Beware of 12 common mental viruses
All or no thinking: You see things as black and white.
If your performance is not perfect, you consider yourself a total failure.
Overgeneralization: You take a small negative event as evidence of endless failure.
Psychological filtering: You pick out a small negative detail and think too much about it, making your view of the entire reality gloomy, like a drop of ink discoloring the entire spray.
Eradicate positive experiences: For one reason or another, you insist on “experienced” and refuse to actively experience them.
This way you can maintain a negative belief that contradicts your daily experience.
Sloppy samples: Even if there are no clear facts to support your example, you assume negative interpretations.
Mind reading: You arbitrarily say that someone underground is reacting negatively to you, and you don’t check it at all.
Misprediction: You expect things to turn out bad, and then treat your predictions as a fact that has been transformed.

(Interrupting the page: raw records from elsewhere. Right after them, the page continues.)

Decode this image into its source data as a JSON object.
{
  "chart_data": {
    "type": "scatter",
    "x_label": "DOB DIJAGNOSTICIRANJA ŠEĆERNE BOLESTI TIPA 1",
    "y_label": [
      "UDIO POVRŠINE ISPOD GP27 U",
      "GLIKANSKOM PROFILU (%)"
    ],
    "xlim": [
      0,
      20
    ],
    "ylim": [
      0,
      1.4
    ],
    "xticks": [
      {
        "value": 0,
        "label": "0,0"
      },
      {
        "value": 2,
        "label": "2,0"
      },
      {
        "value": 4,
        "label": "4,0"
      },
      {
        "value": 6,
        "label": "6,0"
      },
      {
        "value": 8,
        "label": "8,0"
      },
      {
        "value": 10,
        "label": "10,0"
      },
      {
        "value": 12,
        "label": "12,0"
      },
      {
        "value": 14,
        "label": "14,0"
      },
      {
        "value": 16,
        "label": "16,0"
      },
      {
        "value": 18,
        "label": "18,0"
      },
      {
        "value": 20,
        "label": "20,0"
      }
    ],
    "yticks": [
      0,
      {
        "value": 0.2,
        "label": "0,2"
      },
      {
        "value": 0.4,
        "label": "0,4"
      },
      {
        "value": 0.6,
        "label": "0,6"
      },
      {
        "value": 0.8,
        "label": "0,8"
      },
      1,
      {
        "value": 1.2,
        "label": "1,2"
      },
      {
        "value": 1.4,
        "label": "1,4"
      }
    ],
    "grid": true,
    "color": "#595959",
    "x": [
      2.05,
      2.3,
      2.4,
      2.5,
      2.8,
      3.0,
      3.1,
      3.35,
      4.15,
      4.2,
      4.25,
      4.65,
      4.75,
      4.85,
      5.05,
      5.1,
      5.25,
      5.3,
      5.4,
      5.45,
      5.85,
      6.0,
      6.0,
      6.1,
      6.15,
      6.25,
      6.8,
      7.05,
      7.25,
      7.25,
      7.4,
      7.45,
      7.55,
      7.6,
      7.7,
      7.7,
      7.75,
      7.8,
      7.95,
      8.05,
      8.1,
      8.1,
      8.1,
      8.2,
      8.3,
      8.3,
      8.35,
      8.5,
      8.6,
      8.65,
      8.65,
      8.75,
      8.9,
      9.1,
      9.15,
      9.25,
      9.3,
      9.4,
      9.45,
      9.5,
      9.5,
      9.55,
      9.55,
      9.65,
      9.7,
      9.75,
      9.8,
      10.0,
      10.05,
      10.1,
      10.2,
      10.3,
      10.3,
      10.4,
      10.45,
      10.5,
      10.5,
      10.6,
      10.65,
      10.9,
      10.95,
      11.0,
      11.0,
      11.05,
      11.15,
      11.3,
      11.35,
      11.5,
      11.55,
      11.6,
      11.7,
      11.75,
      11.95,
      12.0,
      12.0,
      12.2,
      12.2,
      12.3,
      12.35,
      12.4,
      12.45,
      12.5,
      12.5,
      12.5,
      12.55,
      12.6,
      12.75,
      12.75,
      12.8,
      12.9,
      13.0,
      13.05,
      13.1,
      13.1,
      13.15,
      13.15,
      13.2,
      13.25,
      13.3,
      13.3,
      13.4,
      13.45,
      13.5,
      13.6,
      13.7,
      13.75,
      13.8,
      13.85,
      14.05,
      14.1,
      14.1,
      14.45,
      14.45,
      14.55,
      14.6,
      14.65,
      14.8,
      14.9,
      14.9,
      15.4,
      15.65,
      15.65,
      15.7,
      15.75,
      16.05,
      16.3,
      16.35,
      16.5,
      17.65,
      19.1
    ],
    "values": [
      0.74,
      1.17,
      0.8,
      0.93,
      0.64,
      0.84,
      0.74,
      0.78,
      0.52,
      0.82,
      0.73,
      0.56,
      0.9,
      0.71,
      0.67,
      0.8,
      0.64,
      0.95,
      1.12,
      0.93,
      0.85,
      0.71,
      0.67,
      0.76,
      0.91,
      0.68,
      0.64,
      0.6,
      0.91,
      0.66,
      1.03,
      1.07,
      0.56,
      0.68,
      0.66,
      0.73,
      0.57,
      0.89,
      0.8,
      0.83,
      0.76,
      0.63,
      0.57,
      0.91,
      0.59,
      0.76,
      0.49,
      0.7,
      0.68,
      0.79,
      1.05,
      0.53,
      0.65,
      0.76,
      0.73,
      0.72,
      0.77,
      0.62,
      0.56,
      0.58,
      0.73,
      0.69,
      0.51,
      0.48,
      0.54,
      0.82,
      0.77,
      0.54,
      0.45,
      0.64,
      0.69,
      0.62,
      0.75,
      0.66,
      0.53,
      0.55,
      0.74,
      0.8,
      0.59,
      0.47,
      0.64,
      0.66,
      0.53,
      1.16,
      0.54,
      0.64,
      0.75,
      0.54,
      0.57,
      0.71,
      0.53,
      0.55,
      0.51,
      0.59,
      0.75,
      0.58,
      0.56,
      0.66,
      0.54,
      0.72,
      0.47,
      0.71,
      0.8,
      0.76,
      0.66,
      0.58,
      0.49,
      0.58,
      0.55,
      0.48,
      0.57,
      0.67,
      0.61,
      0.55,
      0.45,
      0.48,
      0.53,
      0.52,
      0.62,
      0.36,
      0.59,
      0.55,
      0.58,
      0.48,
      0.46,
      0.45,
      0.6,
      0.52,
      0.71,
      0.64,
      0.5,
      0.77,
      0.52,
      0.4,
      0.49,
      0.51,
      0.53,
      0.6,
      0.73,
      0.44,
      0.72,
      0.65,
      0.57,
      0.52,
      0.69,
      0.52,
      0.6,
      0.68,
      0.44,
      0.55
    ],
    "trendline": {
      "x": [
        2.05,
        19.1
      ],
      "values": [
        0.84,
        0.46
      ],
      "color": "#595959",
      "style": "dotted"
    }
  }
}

Exaggerate (catastrophic) or shrink: You exaggerate the nature of things (such as your own mistakes or the achievements of others) or inappropriately reduce things to very small (your own qualities of appreciation).
This is a “telescope game”: you look at positive things from one end and negative things from the other.
Emotional reasoning: You predict that your negative perception must reflect the truth of things.
For example, automatically infer that you must be guilty because you feel guilty; or more generally: “I feel so, so this must be true.
“Must” and “should”: You use these words to turn everything into an emergency.
Instead of doing it when it is really necessary.
Labeling: Instead of simply admitting that you made a specific mistake, you label yourself the whole thing, such as “I am a loser.”
Those who see things differently from you are labelled as “idiots”.
Too much responsibility: You consider yourself to be the cause of some external negative event, when in fact it is mainly your responsibility.